DİJİTAL TEKNOLOJİLER SAĞLIK EĞİTİMİNE ENTEGRE EDİLMELİ
Dünyanın bu görkemli değişim sürecinde hayatı en derinden etkileyen alanlardan biri de sağlık teknolojileri. Sağlık teknolojileri alanında inanılmaz çalışmalar üreten gruplar ve ürettikleri teknolojiler takip edilmeyi hak ediyor. Sağlık sektöründe hemen her alanda bu yeni teknolojilerin kullanımının sağladığı olağanüstü boyuttaki gelişmelere şahit oluyoruz. Aşıda, ilaçta, yaşam kalitesini yükseltmede, hizmet alınımını kolaylaştırmada, cerrahi müdahalelerde ve diğer birçok farklı başlıkta yaşanan değişimler bireylerin sağlık hizmetine ulaşımını, aldıkları hizmetin niteliğini ve sonuçlarını doğrudan etkiliyor.
Bu noktada ülkemizin alandaki yaşanan gelişmelerden hem yararlanması hem de bu değişime katkı sunmasının, bilim ve teknoloji alanında inşa edilmek istenen güç ve başarı açısından büyük ve etkin bir parça olduğunu vurgulamak gerekiyor. Sağlık sektöründe bilimsel ve teknolojik gelişmelerde söz sahibi olmak ise –diğer birçok atılacak adımın yanı sıra- bu alanda gerekli dijital eğitimin özellikle sağlıkla ilgili ön lisans, lisans ve yüksek lisans programlarına entegre edilmesi. Bu bir başlangıç yazısı, ancak ilgilenen öğrenciler veya genç araştırmacılar kendileri daha geniş okumalar yaparlar diye düşünüyorum.
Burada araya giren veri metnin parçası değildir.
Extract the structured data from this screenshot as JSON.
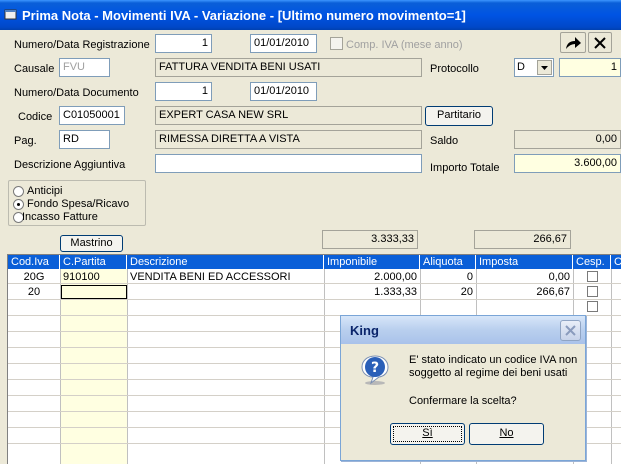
{
  "window": {
    "title": "Prima Nota - Movimenti IVA - Variazione - [Ultimo numero movimento=1]"
  },
  "form": {
    "reg_label": "Numero/Data Registrazione",
    "reg_number": "1",
    "reg_date": "01/01/2010",
    "comp_iva_label": "Comp. IVA (mese anno)",
    "causale_label": "Causale",
    "causale_code": "FVU",
    "causale_desc": "FATTURA VENDITA BENI USATI",
    "protocollo_label": "Protocollo",
    "protocollo_value": "D",
    "protocollo_number": "1",
    "doc_label": "Numero/Data Documento",
    "doc_number": "1",
    "doc_date": "01/01/2010",
    "codice_label": "Codice",
    "codice_value": "C01050001",
    "codice_desc": "EXPERT CASA NEW SRL",
    "partitario_label": "Partitario",
    "pag_label": "Pag.",
    "pag_code": "RD",
    "pag_desc": "RIMESSA DIRETTA A VISTA",
    "saldo_label": "Saldo",
    "saldo_value": "0,00",
    "desc_agg_label": "Descrizione Aggiuntiva",
    "desc_agg_value": "",
    "importo_label": "Importo Totale",
    "importo_value": "3.600,00"
  },
  "options": {
    "items": [
      "Anticipi",
      "Fondo Spesa/Ricavo",
      "Incasso Fatture"
    ],
    "selected": "Fondo Spesa/Ricavo"
  },
  "totals": {
    "mastrino_label": "Mastrino",
    "imponibile_total": "3.333,33",
    "imposta_total": "266,67"
  },
  "grid": {
    "columns": [
      "Cod.Iva",
      "C.Partita",
      "Descrizione",
      "Imponibile",
      "Aliquota",
      "Imposta",
      "Cesp.",
      "C"
    ],
    "rows": [
      {
        "cod_iva": "20G",
        "c_partita": "910100",
        "descrizione": "VENDITA BENI ED ACCESSORI",
        "imponibile": "2.000,00",
        "aliquota": "0",
        "imposta": "0,00"
      },
      {
        "cod_iva": "20",
        "c_partita": "",
        "descrizione": "",
        "imponibile": "1.333,33",
        "aliquota": "20",
        "imposta": "266,67"
      }
    ]
  },
  "dialog": {
    "title": "King",
    "message_line1": "E' stato indicato un codice IVA non",
    "message_line2": "soggetto al regime dei beni usati",
    "question": "Confermare la scelta?",
    "yes_label": "Sì",
    "no_label": "No"
  }
}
TELE TIP İLE EVDE MUAYENELER ARTTI
Prof. Dr. Derek O’Keefe İrlanda Galway Üniversitesi’nde ve Mayo Klinik’te, dijital sağlık eğitiminde hasta merkezli inovasyon çalışmaları ile ünlü bir doktor ve tıbbi cihaz profesörü. Tıbbi uygulamalarda karşılaşılan sorunları çözen yenilikçi cihazlar geliştiriyor. NASA ile aylarca uzayda kalan astronotların uyku ritmini takip eden giyilebilir aletler üzerine çalışıyor, doğal afetler ve salgın hastalıklar esnasında dronlar vasıtası ile acil ilaç dağıtımlarını programlıyor. Alanda diğer önemli bir isim, Bernard Marr ise kendi teknoloji şirketinin CEO’su. Geleceğin dijital dünyası, büyük veri, uygulamada yapay zeka ve benzer konularda, müthiş içerikli, 4’üncü sanayi devrimine yön veren 25’den fazla kitabı var. Dijital dönüşüm ve iş dünyasında alanın en saygın uzmanlarından olarak değerlendiriliyor. 2 milyondan fazla sosyal medya takipçisi var ve bu alanlarda FORBES dergisinin sürekli makale yazarı. Sağlıkta dijital dönüşümle ilgili danışmanlıklar yürütüyor. Koruyucu tıp, kişiselleştirilmiş tıp, genom ve vücut protezleri, ince robotlar, verilen ilacı nokta atışla sadece gereken noktaya enjekte edebilen robotlar, ve sağlık hizmetlerinde kullanımı yüzde 40’lara ulaşmış teletıp, Bernard Marr’ın bu alanda yükselen eğilimleri olarak ifade ettiği başlıklar arasında. Pandeminin ilk aylarında tele tıp-evde sağlık teknolojileri ile yapılan sağlık muayenelerinin yüzde 0.1’den yüzde 43.5’a kadar yükseldiği rapor edildi. Bu gerçekten büyük bir rakam.
HIMSS (Health care information and management system society-sağlık hizmetlerinde bilgilendirme ve idare sistemleri birliği), küresel sağlık ekosistemini, bilgi ve teknolojinin gücü ile reforme etmeye kararlı kar amacı gütmeyen bir kuruluş. Sağlıkta Dijital dönüşüm, sağlık hizmetleri teknolojileri, hemşirelik mesleğinin mevcut durumu ve geleceği keşfetmek gibi başlıklarda çevirim içi sertifikalı kurs programları düzenliyor. HIMSS’nin “Sağlığın Geleceği Raporu”na göre, sağlık hizmeti sağlayıcılarının yüzde 80’inin önümüzdeki birkaç yıl içinde makine öğrenmesi başta olmak üzere dijital çözümlere yatırımlarını artırmayı planladıklarını bildiriyor.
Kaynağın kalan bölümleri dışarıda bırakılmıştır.